Mehr Arztpraxen für Favoriten

Bezirksvorsteher Marcus Franz möchte mehr niedergelassene Ärztinnen und Ärzte im Bezirk und ein Ärztezentrum am Verteilerkreis ansiedeln.

Bezirksvorsteher Marcus Franz mit einer Ärztin und ihrem Team in einer Ordination

Bezirksvorsteher Marcus Franz bei der Eröffnung einer Gemeinschaftspraxis in der Laxenburgerstraße

Mit der Klinik Favoriten steht im 10. Bezirk eine erstklassige medizinische Versorgung zur Verfügung. Von der Ambulanz bis zur Risikoschwangerschaft, von der Gefäßchirurgie über die Neonatologie bis zur Akut-Geriatrie ist hier alles vorhanden.
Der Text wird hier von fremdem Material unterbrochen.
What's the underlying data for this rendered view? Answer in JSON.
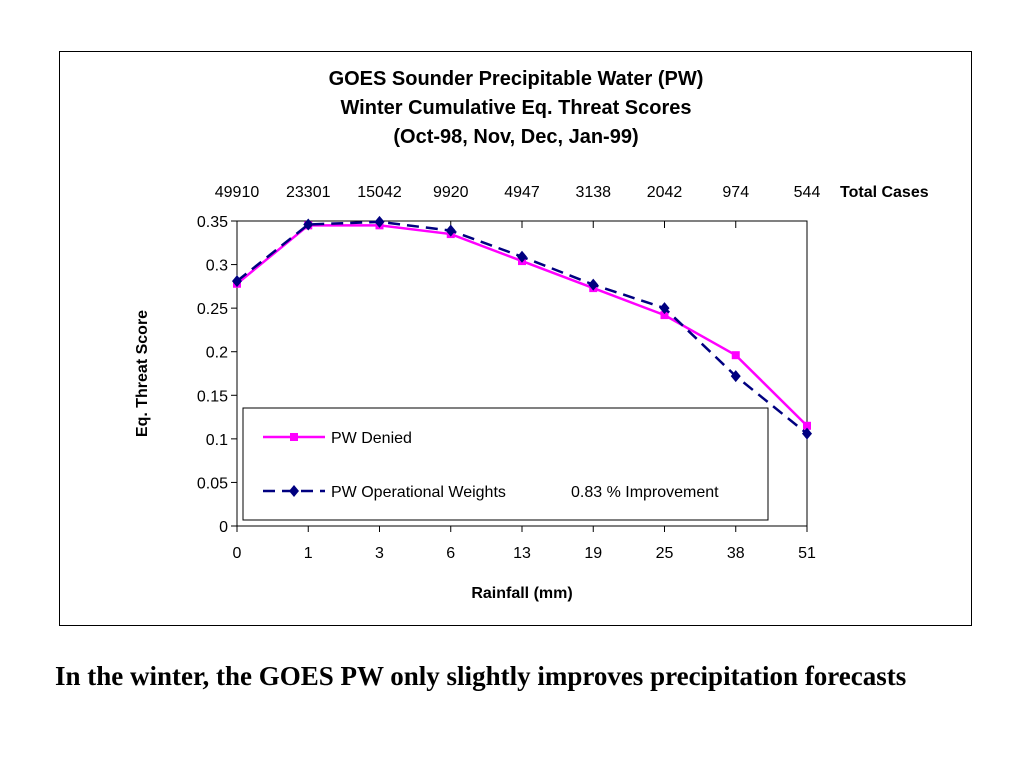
{
  "chart_data": {
    "type": "line",
    "title": [
      "GOES Sounder Precipitable Water (PW)",
      "Winter Cumulative Eq. Threat Scores",
      "(Oct-98, Nov, Dec, Jan-99)"
    ],
    "categories": [
      "0",
      "1",
      "3",
      "6",
      "13",
      "19",
      "25",
      "38",
      "51"
    ],
    "top_axis": {
      "labels": [
        "49910",
        "23301",
        "15042",
        "9920",
        "4947",
        "3138",
        "2042",
        "974",
        "544"
      ],
      "title": "Total Cases"
    },
    "xlabel": "Rainfall (mm)",
    "ylabel": "Eq. Threat Score",
    "ylim": [
      0,
      0.35
    ],
    "yticks": [
      "0",
      "0.05",
      "0.1",
      "0.15",
      "0.2",
      "0.25",
      "0.3",
      "0.35"
    ],
    "grid": false,
    "legend_position": "bottom-left inside plot",
    "series": [
      {
        "name": "PW Denied",
        "color": "#ff00ff",
        "marker": "square",
        "dash": "solid",
        "values": [
          0.278,
          0.345,
          0.345,
          0.335,
          0.304,
          0.273,
          0.242,
          0.196,
          0.115
        ]
      },
      {
        "name": "PW Operational Weights",
        "color": "#000080",
        "marker": "diamond",
        "dash": "dashed",
        "values": [
          0.281,
          0.346,
          0.349,
          0.339,
          0.309,
          0.277,
          0.25,
          0.172,
          0.106
        ]
      }
    ],
    "annotation": "0.83 % Improvement"
  },
  "caption": "In the winter, the GOES PW only slightly improves precipitation forecasts"
}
Bis 2021 entsteht ein neues Onkologie-Zentrum, wo Patientinnen und Patienten alle Untersuchungen und Behandlungen an einem Ort erhalten: von der Chemo- über die Strahlentherapie bis hin zur operativen Entfernung von Tumoren oder nuklearmedizinischen Verfahren.

Finanzielle Förderungen für neue Ordinationen

Die Versorgung mit niedergelassenen Ärztinnen und Ärzten ist in Favoriten jedoch verbesserungswürdig, sagt Bezirksvorsteher Marcus Franz: "Ich will mehr Arztpraxen für die Bevölkerung haben. Die 42.000 Euro Förderung für eine Praxis-Neueröffnung sind ein erster Schritt. Von den verantwortlichen Stellen und der Ärztekammer erwarte ich mir rasch weitere Schritte."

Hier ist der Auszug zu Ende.